The Gainsborough has a much
lovelier façade than this 15-story, brown-brick building,
which was erected in 1918 and is a cooperative with 69 apartments.
This building is rather
deceptive as its frontage on the park indicates that it only has
only 11 floors, four with double-height windows, but its side-street
façade has double-height windows only at its corners. The
building's cornice, interestingly, is two stories from its top.
The building's simple, canopied entrance with a limestone surround
is on the sidestreet, which has several other pre-war "studio"

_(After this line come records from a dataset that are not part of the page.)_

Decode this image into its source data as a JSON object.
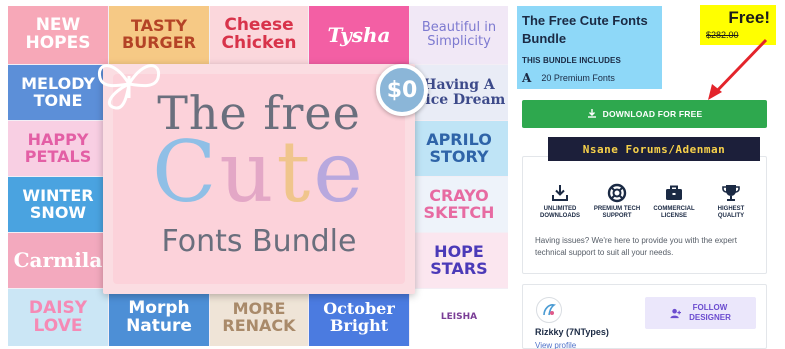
{
  "banner": {
    "price_badge": "$0",
    "hero": {
      "line1": "The free",
      "line2_letters": [
        "C",
        "u",
        "t",
        "e"
      ],
      "line3": "Fonts Bundle"
    },
    "tiles": [
      {
        "id": "new-hopes",
        "text": "NEW HOPES",
        "bg": "#f7a8b8",
        "fg": "#ffffff"
      },
      {
        "id": "tasty-burger",
        "text": "TASTY BURGER",
        "bg": "#f6c985",
        "fg": "#b44326"
      },
      {
        "id": "cheese-chicken",
        "text": "Cheese Chicken",
        "bg": "#fbd7dc",
        "fg": "#d8334a"
      },
      {
        "id": "tysha",
        "text": "Tysha",
        "bg": "#f35fa4",
        "fg": "#ffffff"
      },
      {
        "id": "beautiful-in-simplicity",
        "text": "Beautiful in Simplicity",
        "bg": "#f1e8f6",
        "fg": "#7d7ad0"
      },
      {
        "id": "melody-tone",
        "text": "MELODY TONE",
        "bg": "#5c8fd8",
        "fg": "#ffffff"
      },
      {
        "id": "having-a-nice-dream",
        "text": "Having A Nice Dream",
        "bg": "#e9ecf6",
        "fg": "#3d4a8a"
      },
      {
        "id": "happy-petals",
        "text": "HAPPY PETALS",
        "bg": "#f8cfe3",
        "fg": "#e35fa5"
      },
      {
        "id": "aprilo-story",
        "text": "APRILO STORY",
        "bg": "#bfe4f6",
        "fg": "#2f64a8"
      },
      {
        "id": "winter-snow",
        "text": "WINTER SNOW",
        "bg": "#4aa3e0",
        "fg": "#ffffff"
      },
      {
        "id": "crayo-sketch",
        "text": "CRAYO SKETCH",
        "bg": "#eef3fa",
        "fg": "#e76ba2"
      },
      {
        "id": "carmila",
        "text": "Carmila",
        "bg": "#f3a9be",
        "fg": "#ffffff"
      },
      {
        "id": "hope-stars",
        "text": "HOPE STARS",
        "bg": "#fbe6ef",
        "fg": "#4b3ab8"
      },
      {
        "id": "daisy-love",
        "text": "DAISY LOVE",
        "bg": "#cbe6f5",
        "fg": "#f58ab5"
      },
      {
        "id": "morph-nature",
        "text": "Morph Nature",
        "bg": "#4d8fd6",
        "fg": "#ffffff"
      },
      {
        "id": "more-renack",
        "text": "MORE RENACK",
        "bg": "#efe4d7",
        "fg": "#a98a6a"
      },
      {
        "id": "october-bright",
        "text": "October Bright",
        "bg": "#4b7be0",
        "fg": "#ffffff"
      },
      {
        "id": "monogram",
        "text": "LEISHA",
        "bg": "#ffffff",
        "fg": "#7a3d96"
      }
    ]
  },
  "product": {
    "title": "The Free Cute Fonts Bundle",
    "includes_label": "THIS BUNDLE INCLUDES",
    "includes_icon": "A",
    "includes_item": "20 Premium Fonts"
  },
  "pricing": {
    "free_label": "Free!",
    "old_price": "$282.00"
  },
  "download": {
    "label": "DOWNLOAD FOR FREE",
    "icon": "download-icon"
  },
  "watermark": {
    "text": "Nsane Forums/Adenman"
  },
  "support": {
    "features": [
      {
        "icon": "download-tray-icon",
        "label_line1": "UNLIMITED",
        "label_line2": "DOWNLOADS"
      },
      {
        "icon": "lifebuoy-icon",
        "label_line1": "PREMIUM TECH",
        "label_line2": "SUPPORT"
      },
      {
        "icon": "briefcase-icon",
        "label_line1": "COMMERCIAL",
        "label_line2": "LICENSE"
      },
      {
        "icon": "trophy-icon",
        "label_line1": "HIGHEST",
        "label_line2": "QUALITY"
      }
    ],
    "text": "Having issues? We're here to provide you with the expert technical support to suit all your needs."
  },
  "designer": {
    "name": "Rizkky (7NTypes)",
    "view_profile": "View profile",
    "follow_line1": "FOLLOW",
    "follow_line2": "DESIGNER"
  },
  "colors": {
    "title_box": "#8ed8f8",
    "free_box": "#ffff00",
    "download_button": "#2ea84e",
    "arrow": "#e3242b",
    "follow_bg": "#ebe7fb",
    "follow_fg": "#6b4ccf"
  }
}
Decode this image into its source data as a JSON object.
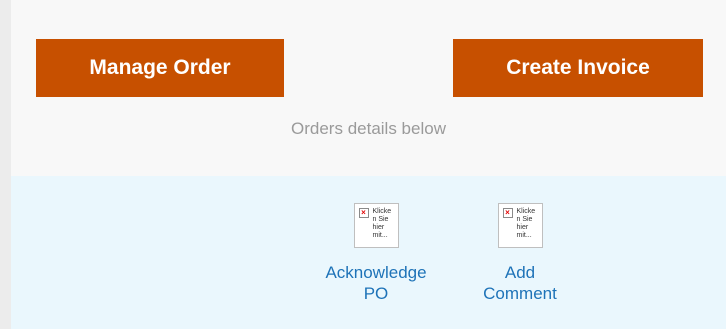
{
  "buttons": {
    "manage_order": "Manage Order",
    "create_invoice": "Create Invoice"
  },
  "subtitle": "Orders details below",
  "actions": [
    {
      "image_alt_text": "Klicken Sie hier mit...",
      "alt_lines": [
        "Klicke",
        "n Sie",
        "hier",
        "mit..."
      ],
      "label_lines": [
        "Acknowledge",
        "PO"
      ]
    },
    {
      "image_alt_text": "Klicken Sie hier mit...",
      "alt_lines": [
        "Klicke",
        "n Sie",
        "hier",
        "mit..."
      ],
      "label_lines": [
        "Add",
        "Comment"
      ]
    }
  ],
  "colors": {
    "button_bg": "#c75000",
    "link": "#1e73b8",
    "bottom_panel": "#eaf7fd"
  }
}
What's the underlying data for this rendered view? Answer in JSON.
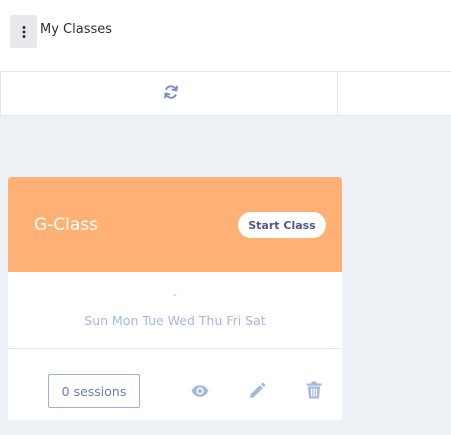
{
  "header": {
    "title": "My Classes",
    "menu_icon": "kebab-menu-icon"
  },
  "toolbar": {
    "refresh_icon": "refresh-icon"
  },
  "class_card": {
    "name": "G-Class",
    "start_label": "Start Class",
    "time": "-",
    "days": "Sun Mon Tue Wed Thu Fri Sat",
    "sessions_label": "0 sessions",
    "actions": [
      "eye-icon",
      "pencil-icon",
      "trash-icon"
    ]
  },
  "colors": {
    "card_header": "#ffb074",
    "accent": "#a4b7dc",
    "background": "#eef2f7"
  }
}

buildings, including the Des Artistes, across the street, as well
as several ABC-TV facilities.
The building is across from
the entrance to the Tavern-on-the-Green Restaurant in Central
Park, which illuminates its trees at night.
The building has a doorman,
sidewalk landscaping, and protruding air-conditioners, but no
balconies, no garage, no health club, and no roof deck. It has
There is excellent public
transportation nearby and the Lincoln Center for the Performing
Arts and many restaurants and stores are also nearby.
In his fine book, "New York Streetscapes,
Tales of Significant Buildings and Landmarks," (Harry N.
Abrams, Inc., 2003), Christopher Gray devotes a chapter to this
building and provides the following commentary:
"In 1916 the seventh artists studio on
West 67th Street, at 2 West 67th Street, turned a corner, both
onto Central Park West and beyond the realm of art. The painter
and illustrator Penrhyn Stanlaws had organized the Hotel des Artists
across the street the year before, and for 2 West 67th Street
he had the architects Rich and Mathesius design a building with
a pronounced arts-and-crafts-influence. They eliminated the usual
projecting cornice and finished the top of the building with simple
frieze of panels and delicately worked copper coping. They used
roughly textured brick on the façade and rendered it with
details that emphasize a handmade character. Delays with structural
steel - possibly related to the need for steel in World War I
- put off completion until 1919. Plans in the building varied
from floor to floor, but there were about two dozen duplex apartments
with double-height studios - 19 feet high - and an undetermined
number of regular apartments."
It may not be pretty, but it sure has some
great apartments and a great location.